The Biden administration has already pursued efforts to address drug prices, including policies contained in last year’s Inflation Reduction Act that capped annual Medicare out-of-pocket drug costs at $2,000, barred companies from charging seniors more than $35 a month for insulin and imposed new penalties on drug companies that raised prices faster than the rate of inflation. The legislative package also allowed Medicare to negotiate the prices of some drugs. The pharmaceutical giant Merck this month sued the Biden administration over the drug-price negotiation policy, arguing it was a form of “extortion” that would discourage research and development.

Biden in October 2022 issued an executive order calling on his administration to develop additional policies to combat high drug prices, such as using new government payment models through an innovation center at the Centers for Medicare and Medicaid Services.

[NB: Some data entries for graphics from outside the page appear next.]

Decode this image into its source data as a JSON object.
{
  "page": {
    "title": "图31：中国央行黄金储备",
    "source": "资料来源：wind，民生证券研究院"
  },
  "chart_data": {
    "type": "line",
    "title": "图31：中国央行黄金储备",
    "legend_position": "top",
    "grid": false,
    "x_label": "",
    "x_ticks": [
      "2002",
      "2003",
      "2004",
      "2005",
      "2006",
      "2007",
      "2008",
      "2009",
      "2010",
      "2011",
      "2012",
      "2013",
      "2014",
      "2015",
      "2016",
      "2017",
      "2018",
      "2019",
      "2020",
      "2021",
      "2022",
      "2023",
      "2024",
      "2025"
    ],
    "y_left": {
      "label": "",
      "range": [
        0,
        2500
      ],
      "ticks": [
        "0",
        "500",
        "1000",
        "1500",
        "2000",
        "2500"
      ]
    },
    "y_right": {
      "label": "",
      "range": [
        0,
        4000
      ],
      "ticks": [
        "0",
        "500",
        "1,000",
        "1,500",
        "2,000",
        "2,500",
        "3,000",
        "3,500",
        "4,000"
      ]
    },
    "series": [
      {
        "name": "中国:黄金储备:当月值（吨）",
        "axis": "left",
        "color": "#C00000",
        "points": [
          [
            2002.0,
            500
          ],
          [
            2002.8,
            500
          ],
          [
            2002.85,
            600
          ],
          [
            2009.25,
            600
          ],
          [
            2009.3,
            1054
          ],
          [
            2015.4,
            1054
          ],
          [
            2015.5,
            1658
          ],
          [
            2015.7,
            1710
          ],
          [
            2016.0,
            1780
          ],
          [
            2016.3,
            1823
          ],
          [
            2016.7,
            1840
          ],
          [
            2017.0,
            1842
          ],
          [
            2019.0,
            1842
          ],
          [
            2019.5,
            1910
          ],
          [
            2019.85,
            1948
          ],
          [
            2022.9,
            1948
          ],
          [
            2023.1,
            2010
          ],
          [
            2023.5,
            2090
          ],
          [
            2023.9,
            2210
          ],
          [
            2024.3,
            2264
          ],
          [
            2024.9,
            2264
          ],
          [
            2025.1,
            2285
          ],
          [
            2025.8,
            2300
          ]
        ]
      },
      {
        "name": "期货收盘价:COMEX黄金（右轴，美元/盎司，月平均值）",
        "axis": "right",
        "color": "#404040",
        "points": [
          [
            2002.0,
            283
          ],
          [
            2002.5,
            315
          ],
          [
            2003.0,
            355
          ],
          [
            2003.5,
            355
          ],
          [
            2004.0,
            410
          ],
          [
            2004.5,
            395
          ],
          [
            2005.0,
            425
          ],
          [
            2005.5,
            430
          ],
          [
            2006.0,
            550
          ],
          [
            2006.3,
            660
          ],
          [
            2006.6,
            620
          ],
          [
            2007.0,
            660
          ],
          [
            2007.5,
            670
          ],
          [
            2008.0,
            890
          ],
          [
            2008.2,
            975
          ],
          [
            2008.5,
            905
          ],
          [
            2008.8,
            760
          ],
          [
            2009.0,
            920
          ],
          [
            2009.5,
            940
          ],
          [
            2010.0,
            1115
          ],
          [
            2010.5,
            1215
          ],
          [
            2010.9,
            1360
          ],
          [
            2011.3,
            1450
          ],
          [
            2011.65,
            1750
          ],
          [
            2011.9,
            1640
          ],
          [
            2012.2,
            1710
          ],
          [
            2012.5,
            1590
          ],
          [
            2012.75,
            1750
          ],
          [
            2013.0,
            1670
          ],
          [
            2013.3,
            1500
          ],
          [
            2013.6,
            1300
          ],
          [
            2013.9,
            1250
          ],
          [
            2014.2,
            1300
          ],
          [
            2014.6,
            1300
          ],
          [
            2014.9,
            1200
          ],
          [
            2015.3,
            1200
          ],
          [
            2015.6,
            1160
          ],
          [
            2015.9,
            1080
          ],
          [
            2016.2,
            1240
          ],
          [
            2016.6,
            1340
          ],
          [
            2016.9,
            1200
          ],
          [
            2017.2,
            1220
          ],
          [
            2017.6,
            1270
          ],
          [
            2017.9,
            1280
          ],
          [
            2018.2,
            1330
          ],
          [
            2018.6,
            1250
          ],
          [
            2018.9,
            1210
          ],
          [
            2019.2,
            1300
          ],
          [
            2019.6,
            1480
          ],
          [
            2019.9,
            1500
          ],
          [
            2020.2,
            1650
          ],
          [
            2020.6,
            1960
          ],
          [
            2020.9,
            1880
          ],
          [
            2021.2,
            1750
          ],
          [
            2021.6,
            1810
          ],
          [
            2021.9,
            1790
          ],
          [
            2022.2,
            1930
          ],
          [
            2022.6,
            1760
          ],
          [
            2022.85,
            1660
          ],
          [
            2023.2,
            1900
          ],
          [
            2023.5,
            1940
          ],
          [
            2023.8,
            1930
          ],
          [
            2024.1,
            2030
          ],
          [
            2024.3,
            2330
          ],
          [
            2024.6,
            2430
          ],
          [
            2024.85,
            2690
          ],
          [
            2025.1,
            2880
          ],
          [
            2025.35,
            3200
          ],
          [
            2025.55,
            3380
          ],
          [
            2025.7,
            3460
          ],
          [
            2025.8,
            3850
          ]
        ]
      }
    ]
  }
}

Health officials in February released a report on their initial progress developing those models. “As President Biden has made clear, we must build on the new prescription drug law with further action,” HHS Secretary Xavier Becerra said in a statement at the time.

Biden officials have promised to do more to combat the issue.

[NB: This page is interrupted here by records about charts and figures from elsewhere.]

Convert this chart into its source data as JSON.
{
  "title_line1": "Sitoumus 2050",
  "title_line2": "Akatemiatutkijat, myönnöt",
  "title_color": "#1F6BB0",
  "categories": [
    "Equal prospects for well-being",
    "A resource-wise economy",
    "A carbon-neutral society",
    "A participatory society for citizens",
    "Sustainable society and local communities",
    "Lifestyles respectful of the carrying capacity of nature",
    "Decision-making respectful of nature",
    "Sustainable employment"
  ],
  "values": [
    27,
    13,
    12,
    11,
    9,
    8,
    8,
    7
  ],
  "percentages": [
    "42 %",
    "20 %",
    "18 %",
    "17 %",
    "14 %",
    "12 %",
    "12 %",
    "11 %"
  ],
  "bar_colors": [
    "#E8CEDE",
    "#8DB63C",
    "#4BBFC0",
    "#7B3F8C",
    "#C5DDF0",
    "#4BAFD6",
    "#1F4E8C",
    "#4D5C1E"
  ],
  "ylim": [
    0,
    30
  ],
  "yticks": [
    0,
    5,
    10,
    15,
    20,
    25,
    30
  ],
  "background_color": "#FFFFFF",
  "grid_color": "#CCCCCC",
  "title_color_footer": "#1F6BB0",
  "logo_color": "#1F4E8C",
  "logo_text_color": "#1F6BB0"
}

“I think the prices of drugs are too high in the U.S.,” Food and Drug Administration Commissioner Robert Califf said at a meeting of biotech executives last week.

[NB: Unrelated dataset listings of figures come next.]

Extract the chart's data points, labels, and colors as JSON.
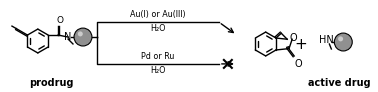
{
  "bg_color": "#ffffff",
  "line_color": "#000000",
  "text_prodrug": "prodrug",
  "text_active": "active drug",
  "text_au": "Au(I) or Au(III)",
  "text_h2o_top": "H₂O",
  "text_pd": "Pd or Ru",
  "text_h2o_bot": "H₂O",
  "figsize": [
    3.78,
    0.92
  ],
  "dpi": 100,
  "sphere_gray": "#909090",
  "sphere_highlight": "#ffffff"
}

Drug pricing has emerged as a signature issue for Sanders, who has used his position as Senate health chair — a role he assumed in January — to hold hearings with drug companies and pharmaceutical benefit managers, open investigations into the pharmaceutical industry and repeatedly pressure administration officials.

The Vermont senator has met with White House Chief of Staff Jeff Zients and Becerra, urging them to take broader actions on drug pricing, according to officials who spoke on the condition of anonymity to describe internal conversations. Asked about when he would move forward with health nominees, Sanders said there first needed to be a “public discussion” about a government-wide plan to lower drug prices, and he would not accept private reassurances from senior officials that they are working on it.

Sanders said he was not worried that delaying the NIH nominee and other potential nominees would harm the health department’s operations, adding that Lawrence A. Tabak, the acting NIH director, was “doing a good job” and that he would support the NIH as some Republicans debate whether to limit its funding.

“My goal is to change government in general, policy in terms of the pharmaceutical industry and demand that the cost of prescription drugs in this country are significantly lowered,” Sanders said. “Politicians for years have talked about the high cost of prescription drugs, relatively little has been done, and it’s time that we act decisively.”